Despite such low budgetary allocations for agriculture and knowing that the public sector investments have been drastically falling in the rural areas, there is no visible intention of resurrecting the farm sector reeling under a terrible economic distress. 

As I said earlier, agriculture employs 60 crore people. Nearly 82.2 per cent of which are small and marginal farmers. With a meager landholding, and virtually no financial support, this majority population has somehow managed to survive. Studies show that nearly 60 per cent of farmers themselves go to bed hungry. With agriculture deliberately being turned economically unviable, more than 42 per cent farmers want to quit farming if given a choice. Mainline economists are keen to finish agriculture and move the farming population into the urban centres. But considering that temples are the biggest employer in the country, followed by security guards and the lift boys, I wonder if that is what constitutes economic growth. Nevertheless since the World Bank has prescribed rural-urban migration as the ultimate indicator of economic growth, Indian economists have been parroting the same prescription. 

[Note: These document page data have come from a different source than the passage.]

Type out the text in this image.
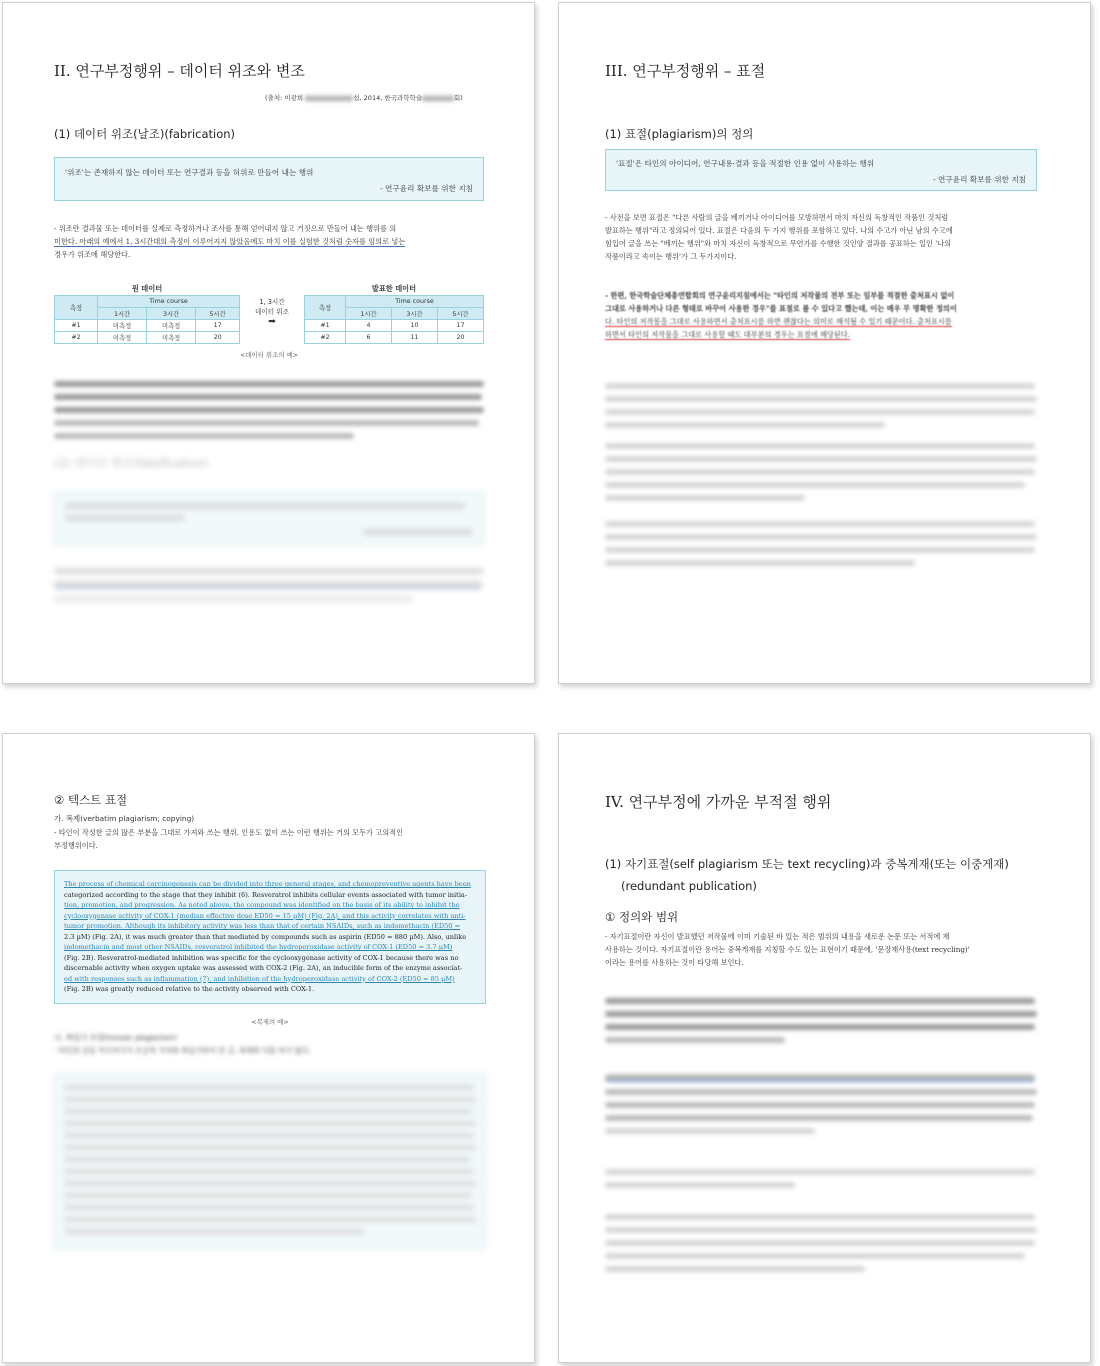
II. 연구부정행위 – 데이터 위조와 변조
(출처: 이광희	섭, 2014, 한국과학학술	회)
(1) 데이터 위조(날조)(fabrication)
'위조'는 존재하지 않는 데이터 또는 연구결과 등을 허위로 만들어 내는 행위
- 연구윤리 확보를 위한 지침
- 위조란 결과물 또는 데이터를 실제로 측정하거나 조사를 통해 얻어내지 않고 거짓으로 만들어 내는 행위를 의
미한다. 아래의 예에서 1, 3시간대의 측정이 이루어지지 않았음에도 마치 이를 실험한 것처럼 숫자를 임의로 넣는
경우가 위조에 해당한다.
원 데이터
측정	Time course		
	1시간	3시간	5시간
#1	미측정	미측정	17
#2	미측정	미측정	20
1, 3시간
데이터 위조
➡
발표한 데이터
측정	Time course		
	1시간	3시간	5시간
#1	4	10	17
#2	6	11	20
<데이터 위조의 예>
(2) 데이터 변조(falsification)
III. 연구부정행위 – 표절
(1) 표절(plagiarism)의 정의
'표절'은 타인의 아이디어, 연구내용·결과 등을 적절한 인용 없이 사용하는 행위
- 연구윤리 확보를 위한 지침
- 사전을 보면 표절은 "다른 사람의 글을 베끼거나 아이디어를 모방하면서 마치 자신의 독창적인 작품인 것처럼
발표하는 행위"라고 정의되어 있다. 표절은 다음의 두 가지 행위를 포함하고 있다. 나의 수고가 아닌 남의 수고에
힘입어 글을 쓰는 "베끼는 행위"와 마치 자신이 독창적으로 무언가를 수행한 것인양 결과를 공표하는 일인 '나의
작품이라고 속이는 행위'가 그 두가지이다.
- 한편, 한국학술단체총연합회의 연구윤리지침에서는 "타인의 저작물의 전부 또는 일부를 적절한 출처표시 없이
그대로 사용하거나 다른 형태로 바꾸어 사용한 경우"를 표절로 볼 수 있다고 했는데, 이는 매우 무 명확한 정의이
다. 타인의 저작물을 그대로 사용하면서 출처표시를 하면 괜찮다는 의미로 해석될 수 있기 때문이다. 출처표시를
하면서 타인의 저작물을 그대로 사용할 때도 대부분의 경우는 표절에 해당된다.
② 텍스트 표절
가. 복제(verbatim plagiarism; copying)
- 타인이 작성한 글의 많은 부분을 그대로 가져와 쓰는 행위. 인용도 없이 쓰는 이런 행위는 거의 모두가 고의적인
부정행위이다.
The process of chemical carcinogenesis can be divided into three general stages, and chemopreventive agents have been
categorized according to the stage that they inhibit (6). Resveratrol inhibits cellular events associated with tumor initia-
tion, promotion, and progression. As noted above, the compound was identified on the basis of its ability to inhibit the
cyclooxygenase activity of COX-1 (median effective dose ED50 = 15 µM) (Fig. 2A), and this activity correlates with anti-
tumor promotion. Although its inhibitory activity was less than that of certain NSAIDs, such as indomethacin (ED50 =
2.3 µM) (Fig. 2A), it was much greater than that mediated by compounds such as aspirin (ED50 = 880 µM). Also, unlike
indomethacin and most other NSAIDs, resveratrol inhibited the hydroperoxidase activity of COX-1 (ED50 = 3.7 µM)
(Fig. 2B). Resveratrol-mediated inhibition was specific for the cyclooxygenase activity of COX-1 because there was no
discernable activity when oxygen uptake was assessed with COX-2 (Fig. 2A), an inducible form of the enzyme associat-
ed with responses such as inflammation (7), and inhibition of the hydroperoxidase activity of COX-2 (ED50 = 85 µM)
(Fig. 2B) was greatly reduced relative to the activity observed with COX-1.
<복제의 예>
나. 짜깁기 표절(mosaic plagiarism)
- 타인의 글을 여기저기서 조금씩 가져와 짜깁기하여 쓴 글. 복제와 다를 바가 없다.
IV. 연구부정에 가까운 부적절 행위
(1) 자기표절(self plagiarism 또는 text recycling)과 중복게재(또는 이중게재)
(redundant publication)
① 정의와 범위
- 자기표절이란 자신이 발표했던 저작물에 이미 기술된 바 있는 적은 범위의 내용을 새로운 논문 또는 서적에 재
사용하는 것이다. 자기표절이란 용어는 중복게재를 지칭할 수도 있는 표현이기 때문에, '문장재사용(text recycling)'
이라는 용어를 사용하는 것이 타당해 보인다.
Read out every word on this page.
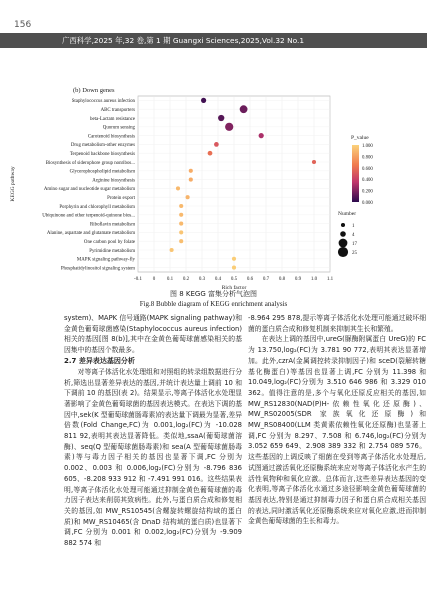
156
广西科学,2025 年,32 卷,第 1 期 Guangxi Sciences,2025,Vol.32 No.1
(b) Down genes
Staphylococcus aureus infection
ABC transporters
beta-Lactam resistance
Quorum sensing
Carotenoid biosynthesis
Drug metabolism-other enzymes
Terpenoid backbone biosynthesis
Biosynthesis of siderophore group nonribos...
Glycerophospholipid metabolism
Arginine biosynthesis
Amino sugar and nucleotide sugar metabolism
Protein export
Porphyrin and chlorophyll metabolism
Ubiquinone and other terpenoid-quinone bios...
Riboflavin metabolism
Alanine, aspartate and glutamate metabolism
One carbon pool by folate
Pyrimidine metabolism
MAPK signaling pathway-fly
Phosphatidylinositol signaling system
-0.1 0 0.1 0.2 0.3 0.4 0.5 0.6 0.7 0.8 0.9 1.0 1.1
Rich factor
KEGG pathway
P_value
1.000
0.800
0.600
0.400
0.200
0.000
Number
1
4
17
25
图 8 KEGG 富集分析气泡图
Fig.8 Bubble diagram of KEGG enrichment analysis

system)、MAPK 信号通路(MAPK signaling pathway)和金黄色葡萄球菌感染(Staphylococcus aureus infection)相关的基因[图 8(b)],其中在金黄色葡萄球菌感染相关的基因集中的基因个数最多。

2.7 差异表达基因分析

对等离子体活化水处理组和对照组的转录组数据进行分析,筛选出显著差异表达的基因,并统计表达量上调前 10 和下调前 10 的基因(表 2)。结果显示,等离子体活化水处理显著影响了金黄色葡萄球菌的基因表达模式。在表达下调的基因中,sek(K 型葡萄球菌肠毒素)的表达量下调最为显著,差异倍数(Fold Change,FC)为 0.001,log₂(FC)为 -10.028 811 92,表明其表达显著降低。类似地,ssaA(葡萄球菌溶酶)、seq(Q 型葡萄球菌肠毒素)和 sea(A 型葡萄球菌肠毒素)等与毒力因子相关的基因也显著下调,FC 分别为 0.002、0.003 和 0.006,log₂(FC)分别为 -8.796 836 605、-8.208 933 912 和 -7.491 991 016。这些结果表明,等离子体活化水处理可能通过抑制金黄色葡萄球菌的毒力因子表达来削弱其致病性。此外,与蛋白质合成和修复相关的基因,如 MW_RS10545(含螺旋转螺旋结构域的蛋白质)和 MW_RS10465(含 DnaD 结构域的蛋白质)也显著下调,FC 分别为 0.001 和 0.002,log₂(FC)分别为 -9.909 882 574 和

-8.964 295 878,提示等离子体活化水处理可能通过破坏细菌的蛋白质合成和修复机制来抑制其生长和繁殖。

在表达上调的基因中,ureG(脲酶附属蛋白 UreG)的 FC 为 13.750,log₂(FC)为 3.781 90 772,表明其表达显著增加。此外,czrA(金属调控转录抑制因子)和 sceD(裂解转糖基化酶蛋白)等基因也显著上调,FC 分别为 11.398 和 10.049,log₂(FC)分别为 3.510 646 986 和 3.329 010 362。值得注意的是,多个与氧化还原反应相关的基因,如 MW_RS12830(NAD(P)H-依赖性氧化还原酶)、MW_RS02005(SDR 家族氧化还原酶)和 MW_RS08400(LLM 类黄素依赖性氧化还原酶)也显著上调,FC 分别为 8.297、7.508 和 6.746,log₂(FC)分别为 3.052 659 649、2.908 389 332 和 2.754 089 576。这些基因的上调反映了细菌在受到等离子体活化水处理后,试图通过激活氧化还原酶系统来应对等离子体活化水产生的活性氧物种和氧化应激。总体而言,这些差异表达基因的变化表明,等离子体活化水通过多途径影响金黄色葡萄球菌的基因表达,特别是通过抑制毒力因子和蛋白质合成相关基因的表达,同时激活氧化还原酶系统来应对氧化应激,进而抑制金黄色葡萄球菌的生长和毒力。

Not only the WTO, rising food inflation comes in handy for the free marketers to up the ante against Minimum Support Price (MSP) being paid to farmers. APMC mandis are to be dismantled. Farmers are being pushed to accept the market doctrine, which means that distress sales will now become a norm. In Bihar, which has no APMC since 2007, markets have failed to infuse any confidence by way of economic prosperity. But that’s what the markets like. They should be able to source cheaper farm commodities thereby adding on to their profits. What happens to farmers has never been their concern. Nor will it ever be. 

It is said that the hard stand taken by India at the WTO is because Prime Minister Narendra Modi is firm in his belief that agriculture cannot be sacrificed at the altar of international trade. At the same time, he has repeatedly emphasized during his election campaign on the dire need to make farming economically viable. Taking development to the villages has been the hallmark of his political thinking. A beginning can be made by revitalizing agriculture in a manner that it brings back the smiles on the faces of farmers. But before he does that, he will have to insulate Indian agriculture from the vagaries of global markets.